Contractor Approach to Risk Allocation VIII – Subcontractor Selection Clauses
In this edition of my series addressing equitable risk allocation in construction contract, I am going to discuss those clauses where an owner seeks input or control over a contractors subcontracts and subcontractor selection.
In Construction Manager at-Risk projects, a certain amount of input by the Owner is expected and built into the pricing structure of those contracts. In traditional design/bid/build work, most contractors assume they have full control over subcontractor selection. However, contracts that seek to provide an owner information and input into subcontractor pricing and subcontractor selection are not uncommon. In some cases, these contractual clauses shift the risk of subcontractor default to the contractor even though the contractor had little control over the selection of the subcontractor. This creates and inequitable situation that simple contract language can address.
Subcontractor Qualification Clauses:
In some contract documents, meaning both the general conditions to a contract and the technical specifications, owners have begun to assert control over subcontractor qualifications and selection. In my dealings with owners, these controls are desired because of the detrimental effect a subcontractor default can have on a project. The owners feel comfortable and confident that their chosen contractor is qualified and can perform good work. However, the owner becomes concerned that the subcontractors may create performance problems.
Despite the built-in protections offered by traditional contract arrangements—the contractor is responsible for compliance with the plans and specifications, the contractor is responsible for timely delivery of the project, and the contractor provides a performance bond to secure against default—owners are still trying to assert control over subcontractor qualifications out of concern that the traditional remedies are inadequate or that default can be avoided by the assertion of additional controls.
Contract language that has typically been used for pre-approved equipment manufacturers is now being used for subcontractors performing major scopes of work. This language can present difficulties for contractors without prior dealings or relationships with the pre-approved subcontractors. In some situations, the mandated use of subcontractors can actually increase the likelihood of delay or default.
Essentially, the reason these clauses are being used is to ensure that quality subcontractors are selected to perform on projects. What both owners and contractors should understand is that there are more equitable means of crafting these provisions to ensure the ultimate goal of quality performance is met. For example, a more-owner friendly, but less onerous, provision might list pre-approved subcontractors but also allow the contractor to submit additional subcontractors for the owner’s consideration and approval in addition to the owner-selected subcontractors.
A more balanced provision would allow the contractor to solicit pricing from subcontractors of its own choosing and then share that information with the owner. The procedure could extend further collaboration to a joint determination as to the subcontractor that provides the best value to the project. In using a provision like this, contractors should emphasize the need to control the means and methods of performance and should therefor insist on an override veto of an owner’s decision on subcontractor selection if the parties disagree as to the best value subcontractor.

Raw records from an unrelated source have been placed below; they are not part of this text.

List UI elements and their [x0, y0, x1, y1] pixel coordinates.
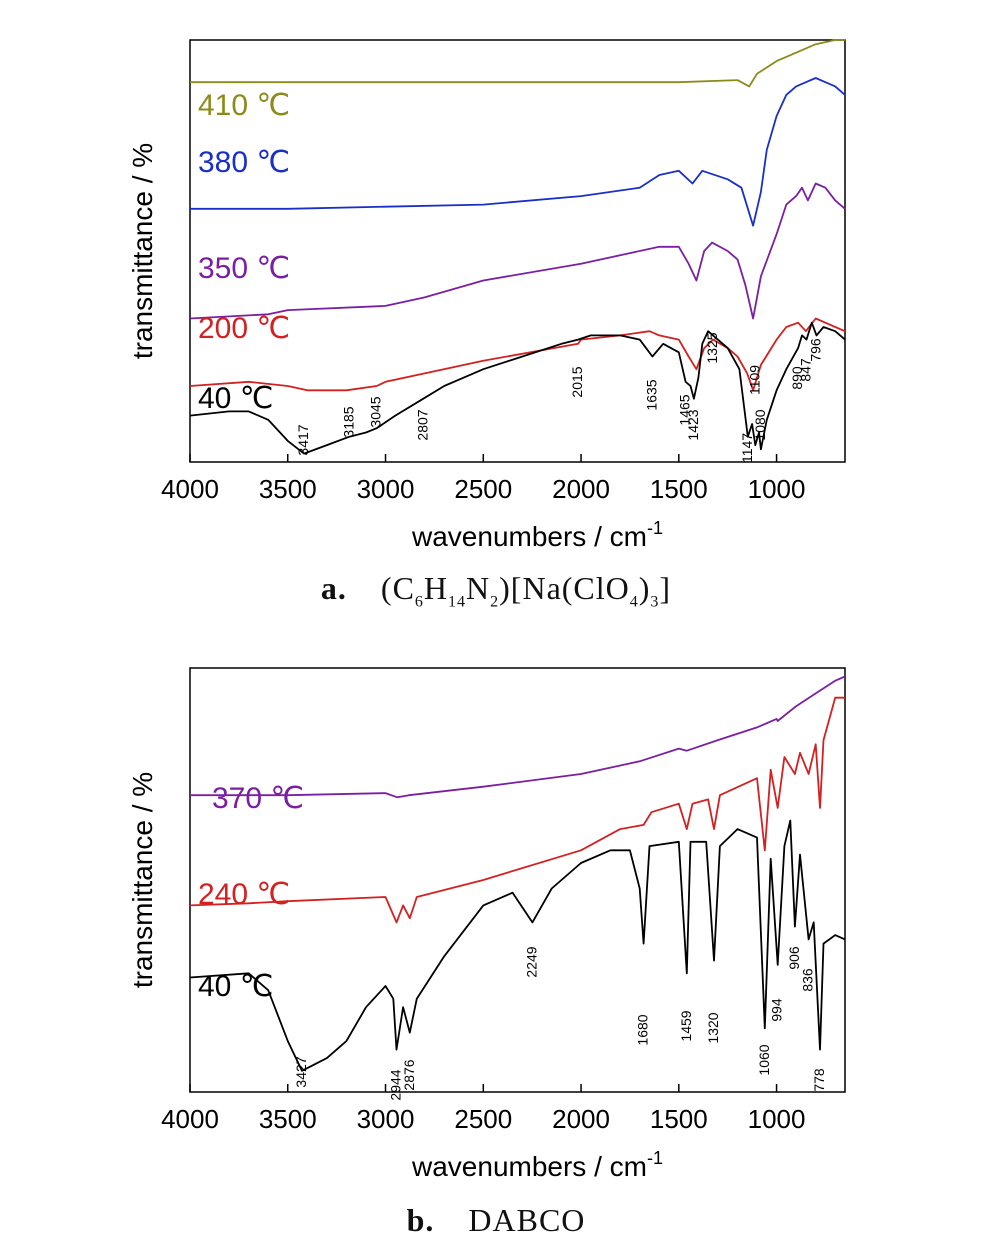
series-line-a-1 — [190, 77, 846, 227]
peak-label: 1465 — [677, 394, 693, 425]
x-axis-label-superscript: -1 — [647, 518, 663, 538]
series-line-a-3 — [189, 317, 846, 392]
series-label: 40 ℃ — [198, 970, 273, 1003]
peak-label: 847 — [798, 358, 814, 382]
series-label: 380 ℃ — [198, 146, 290, 179]
x-tick-label: 3500 — [259, 1104, 317, 1134]
x-tick-label: 1000 — [748, 1104, 806, 1134]
peak-label: 1635 — [643, 379, 659, 410]
peak-label: 1459 — [678, 1010, 694, 1041]
chart-panel-b: 4000 3500 3000 2500 2000 1500 1000 wavenumbers … — [127, 667, 846, 1182]
peak-label: 906 — [786, 946, 802, 970]
x-tick-label: 1500 — [650, 1104, 708, 1134]
peak-label: 1680 — [635, 1014, 651, 1045]
peak-label: 796 — [808, 338, 824, 362]
x-tick-label: 2500 — [454, 1104, 512, 1134]
peak-label: 1423 — [685, 409, 701, 440]
peak-label: 3045 — [368, 396, 384, 427]
x-tick-label: 1500 — [650, 474, 708, 504]
peak-label: 2015 — [569, 366, 585, 397]
x-tick-label: 3000 — [357, 474, 415, 504]
series-label: 370 ℃ — [212, 782, 304, 815]
peak-label: 3417 — [295, 424, 311, 455]
plot-frame — [189, 39, 846, 463]
series-line-b-0 — [190, 675, 846, 799]
caption-a: a. (C6H14N2)[Na(ClO4)3] — [0, 570, 992, 611]
series-label: 350 ℃ — [198, 252, 290, 285]
x-tick-label: 4000 — [161, 1104, 219, 1134]
peak-label: 994 — [769, 998, 785, 1022]
peak-label: 836 — [800, 968, 816, 992]
peak-label: 2807 — [414, 409, 430, 440]
caption-a-formula: (C6H14N2)[Na(ClO4)3] — [380, 570, 672, 611]
peak-label: 1320 — [705, 1012, 721, 1043]
x-axis-label: wavenumbers / cm-1 — [411, 1148, 663, 1182]
x-tick-label: 1000 — [748, 474, 806, 504]
peak-label: 1325 — [704, 332, 720, 363]
series-line-b-2 — [189, 819, 846, 1072]
plot-frame — [189, 667, 846, 1093]
series-label: 40 ℃ — [198, 382, 273, 415]
x-tick-label: 2000 — [552, 474, 610, 504]
caption-b: b. DABCO — [0, 1202, 992, 1239]
series-label: 240 ℃ — [198, 878, 290, 911]
y-axis-label: transmittance / % — [127, 772, 158, 988]
series-line-a-0 — [190, 39, 845, 88]
peak-label: 2944 — [388, 1069, 404, 1100]
x-axis-label: wavenumbers / cm-1 — [411, 518, 663, 552]
peak-label: 778 — [811, 1068, 827, 1092]
y-axis-label: transmittance / % — [127, 143, 158, 359]
x-tick-label: 3000 — [357, 1104, 415, 1134]
series-label: 410 ℃ — [198, 89, 290, 122]
series-label: 200 ℃ — [198, 312, 290, 345]
caption-b-letter: b. — [406, 1202, 435, 1238]
peak-label: 3427 — [293, 1056, 309, 1087]
series-line-a-2 — [189, 182, 846, 320]
x-axis-label-superscript: -1 — [647, 1148, 663, 1168]
x-tick-label: 4000 — [161, 474, 219, 504]
chart-panel-a: 4000 3500 3000 2500 2000 1500 1000 wavenumbers … — [127, 39, 846, 552]
x-tick-label: 3500 — [259, 474, 317, 504]
peak-label: 2876 — [401, 1059, 417, 1090]
peak-label: 1080 — [752, 409, 768, 440]
series-line-b-1 — [189, 696, 845, 924]
peak-label: 3185 — [340, 406, 356, 437]
peak-label: 1060 — [756, 1044, 772, 1075]
series-line-a-4 — [189, 321, 846, 455]
caption-a-letter: a. — [320, 570, 347, 606]
x-tick-label: 2500 — [454, 474, 512, 504]
peak-label: 890 — [789, 366, 805, 390]
x-tick-label: 2000 — [552, 1104, 610, 1134]
peak-label: 2249 — [523, 946, 539, 977]
peak-label: 1147 — [739, 433, 755, 463]
caption-b-text: DABCO — [468, 1202, 586, 1238]
peak-label: 1109 — [746, 365, 762, 395]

An owner who might insist on more control over subcontractor selection should be faced with a negotiation that shifts the risk of subcontractor default to the owner. Certainly, if the mandated subcontractor’s pricing proposal exceeds the contractor’s preferred subcontractor, the owner should be required to execute a change order increasing the contract sum by the difference. Additionally, the contractor should insist that the owner forgive any delays or related damages that result from subcontractor default.
Certainly, the most advantageous contracts for contractors on this issue are silent with regards to subcontractor selection. Traditionally, industry form contracts deal with subcontractors by allowing contractors complete control over subcontractor selection in design/bid/build projects. The increasing use of alternative delivery and pricing methods has created an opportunity for the parties to become more creative with their contract drafting and negotiation.
Subcontractor Pricing and Replacement Clauses:
There are two other clauses that warrant discussion in this column. Although not very frequent, certain contract modifications I have been presented with in the recent past contain clauses that allow an owner to receive both subcontractor pricing and subcontract agreements from the contractor. The motivation for requesting this information is to ensure that the owner, on fixed price contracts, is getting the best price. However, in a bid situation, this information is not needed. Furthermore, the request for this information may create a sense of mistrust between and owner and contractor that can erode the necessary commitment to partnering for a successful project.
An owner’s interests are not served by see what a contractor buys out its scopes of work for from various subcontractors. If an owner insists on seeing pricing information from subcontractors, contractors should approach that negotiation in the same manner as discussed above. If a contractor has selected a subcontractor that was not the lowest bidder and the owner mandates the use of the lower priced subcontractor, then the contractor should insist that risks of price and time escalation because of that subcontractor potential default should lie with the owner. Its inequitable for an owner to interfere with the contractor’s management of the project and then expect the contractor to assume the risk associated with that interference.
In conclusion, an owner’s desire to assert more control over subcontractor qualifications, selection, and pricing may serve a legitimate interest, but it places excess risk on a contractor that deviates from traditional risk allocation. It creates an inequitable shift when subcontractor selection is removed from a contractor while the risk of subcontractor default remains with the contractor. A more equitable allocation, should the owner seek to retain some of this control, is to place the risk of default on the party that retains control over selection.